Monday, June 25, 2018

Reviewing the Mail: Week of 6/23/18

This week, I have books from two of the categories of "Reviewing the Mail" books -- two that actually came in the mail, and three that I bought at a newish book/record store right in my town. [1] So, then, here they are:

From the Mail:

Low Chicago is the twenty-fifth novel in the Wild Cards shared-world SF/superhero series, edited by George R.R. Martin with (credited only inside the book) Melinda Snodgrass. It's the middle book of the current triad, but it looks like that "triad" is mostly linked thematically -- this one looks to basically stand alone. Something weird happens at a high-stakes poker game among the criminal elite of Chicago, and a gaggle of super-criminals are sent into the past: probably mostly or entirely the 1920s, for obvious reasons. Writers this time out include Saladin Ahmed, Paul Cornell, Mary Anne Mohanraj, Marko Kloos, and long time series regulars John Jos. Miller and Snodgrass. I read the first dozen of so of the series, and wandered away either when the initial series died out or when it got too relentlessly dark -- with every volume featuring a body-swapping super-evil villain who tortured everyone endlessly -- but I always liked the idea and keep thinking I should try it again someday. Low Chicago is a hardcover, which went on sale June 12.

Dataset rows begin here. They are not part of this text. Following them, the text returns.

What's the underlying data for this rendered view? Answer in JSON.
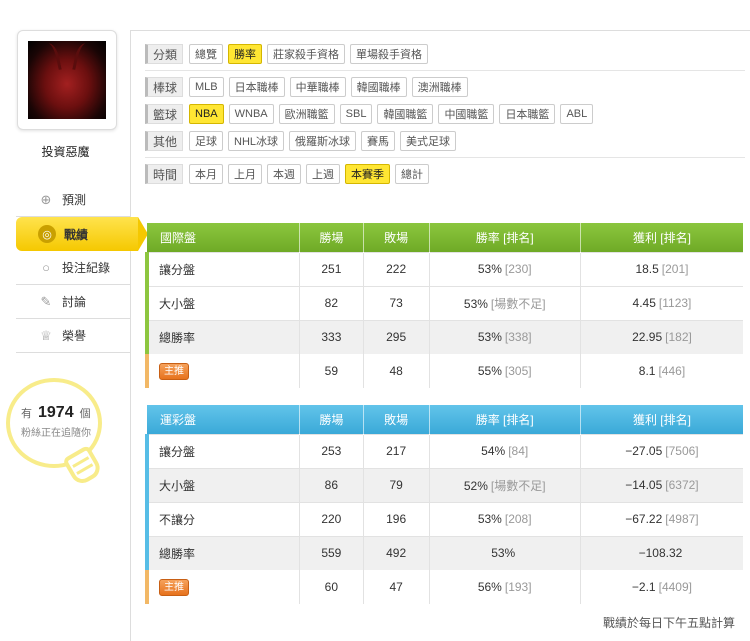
{
  "sidebar": {
    "username": "投資惡魔",
    "menu": [
      {
        "label": "預測",
        "icon": "target-icon",
        "active": false
      },
      {
        "label": "戰績",
        "icon": "trophy-swirl-icon",
        "active": true
      },
      {
        "label": "投注紀錄",
        "icon": "record-icon",
        "active": false
      },
      {
        "label": "討論",
        "icon": "discussion-icon",
        "active": false
      },
      {
        "label": "榮譽",
        "icon": "medal-icon",
        "active": false
      }
    ],
    "fans": {
      "prefix": "有",
      "count": "1974",
      "suffix": "個",
      "line2": "粉絲正在追隨你"
    }
  },
  "filters": {
    "category": {
      "label": "分類",
      "options": [
        "總覽",
        "勝率",
        "莊家殺手資格",
        "單場殺手資格"
      ],
      "selected": "勝率"
    },
    "baseball": {
      "label": "棒球",
      "options": [
        "MLB",
        "日本職棒",
        "中華職棒",
        "韓國職棒",
        "澳洲職棒"
      ]
    },
    "basketball": {
      "label": "籃球",
      "options": [
        "NBA",
        "WNBA",
        "歐洲職籃",
        "SBL",
        "韓國職籃",
        "中國職籃",
        "日本職籃",
        "ABL"
      ],
      "selected": "NBA"
    },
    "other": {
      "label": "其他",
      "options": [
        "足球",
        "NHL冰球",
        "俄羅斯冰球",
        "賽馬",
        "美式足球"
      ]
    },
    "time": {
      "label": "時間",
      "options": [
        "本月",
        "上月",
        "本週",
        "上週",
        "本賽季",
        "總計"
      ],
      "selected": "本賽季"
    }
  },
  "intl_table": {
    "headers": [
      "國際盤",
      "勝場",
      "敗場",
      "勝率 [排名]",
      "獲利 [排名]"
    ],
    "rows": [
      {
        "name": "讓分盤",
        "win": "251",
        "lose": "222",
        "rate": "53%",
        "rate_rank": "[230]",
        "profit": "18.5",
        "profit_rank": "[201]"
      },
      {
        "name": "大小盤",
        "win": "82",
        "lose": "73",
        "rate": "53%",
        "rate_rank": "[場數不足]",
        "profit": "4.45",
        "profit_rank": "[1123]"
      },
      {
        "name": "總勝率",
        "win": "333",
        "lose": "295",
        "rate": "53%",
        "rate_rank": "[338]",
        "profit": "22.95",
        "profit_rank": "[182]"
      }
    ],
    "special": {
      "badge": "主推",
      "win": "59",
      "lose": "48",
      "rate": "55%",
      "rate_rank": "[305]",
      "profit": "8.1",
      "profit_rank": "[446]"
    }
  },
  "lottery_table": {
    "headers": [
      "運彩盤",
      "勝場",
      "敗場",
      "勝率 [排名]",
      "獲利 [排名]"
    ],
    "rows": [
      {
        "name": "讓分盤",
        "win": "253",
        "lose": "217",
        "rate": "54%",
        "rate_rank": "[84]",
        "profit": "−27.05",
        "profit_rank": "[7506]"
      },
      {
        "name": "大小盤",
        "win": "86",
        "lose": "79",
        "rate": "52%",
        "rate_rank": "[場數不足]",
        "profit": "−14.05",
        "profit_rank": "[6372]"
      },
      {
        "name": "不讓分",
        "win": "220",
        "lose": "196",
        "rate": "53%",
        "rate_rank": "[208]",
        "profit": "−67.22",
        "profit_rank": "[4987]"
      },
      {
        "name": "總勝率",
        "win": "559",
        "lose": "492",
        "rate": "53%",
        "rate_rank": "",
        "profit": "−108.32",
        "profit_rank": ""
      }
    ],
    "special": {
      "badge": "主推",
      "win": "60",
      "lose": "47",
      "rate": "56%",
      "rate_rank": "[193]",
      "profit": "−2.1",
      "profit_rank": "[4409]"
    }
  },
  "footer_note": "戰績於每日下午五點計算",
  "colors": {
    "accent_yellow": "#ffe633",
    "intl_green": "#7ab62f",
    "lottery_blue": "#4cb4e0",
    "badge_orange": "#e7721d"
  }
}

Babymouse: Tales From the Locker: Miss Communication is the second in a middle-school-themed spin-off from the regular, very popular, Babymouse series. This time, she's somewhat less of a baby, since she's in middle school. It's still be series creators Jennifer L. Holm and Matthew Holm, and still the mixture of text and comics panels familiar from the original series...and from Diary of a Wimpy Kid and a dozen other things aimed at the same audience. This time out, Babymouse desperately wants a cell phone (read: smartphone), like everyone else in school, since she's being left out without one. This is on sale July 24.

Bought in a Bookstore:

100 Bullshit Jobs...And How to Get Them is a 2006 book from Stanley Bing, a business writer not known for being overly serious. I know I read his novel Lloyd: What Happened, and I think I had or glanced at others of his books in the past. But that was far enough in the past that it was before this blog, so I have no record of it. My memory is that Bing is entertaining, and this also looks like Peak Bush Economy -- the moment when all the big swinging dicks were sure the expansion would go on forever and keep making them piles of money, which was the trigger for it all to blow to hell.

Live Nude Elf: The Sexperiments of Reverend Jen is a book I heard about somewhere and kept almost buying on Amazon. (Like, for close to a decade now, it's been rotating through my shopping cart and never making it to checkout.) "Reverend" Jen Miller was a sex columnist for some publication -- the book is from 2009, which squares with my sense that "sex columnist" is a thing that flourished briefly in the Aughts, probably for Carrie Bradshaw-related reasons -- and those columns were collected here. (Hey! Searching my archives, I find I read two I-am-a-sex-columnist! books back in the Aughts: Porn*ol*o*gy by Ayn Carrillo-Gailey and Working Stiff by Grant Stoddard.) So, when I actually saw it in person and priced at five bucks, I kinda had to actually buy it. Plus, y'know, sex is interesting and fun, both to do and to read about.

The Chuckling Whatsit is a Richard Sala graphic novel from 1997 which I owned (and wrote about here in 2006) but which I lost in the 2012 flood I try not to mention all the time.


[1] If you live anywhere near me -- you probably don't -- it's Station 1, housed in the old train station in the middle of Pompton Lakes. It's quirkier (more Chuck Palahniuk than Nora Roberts) than the typical used-book store, which I found interesting and refreshing.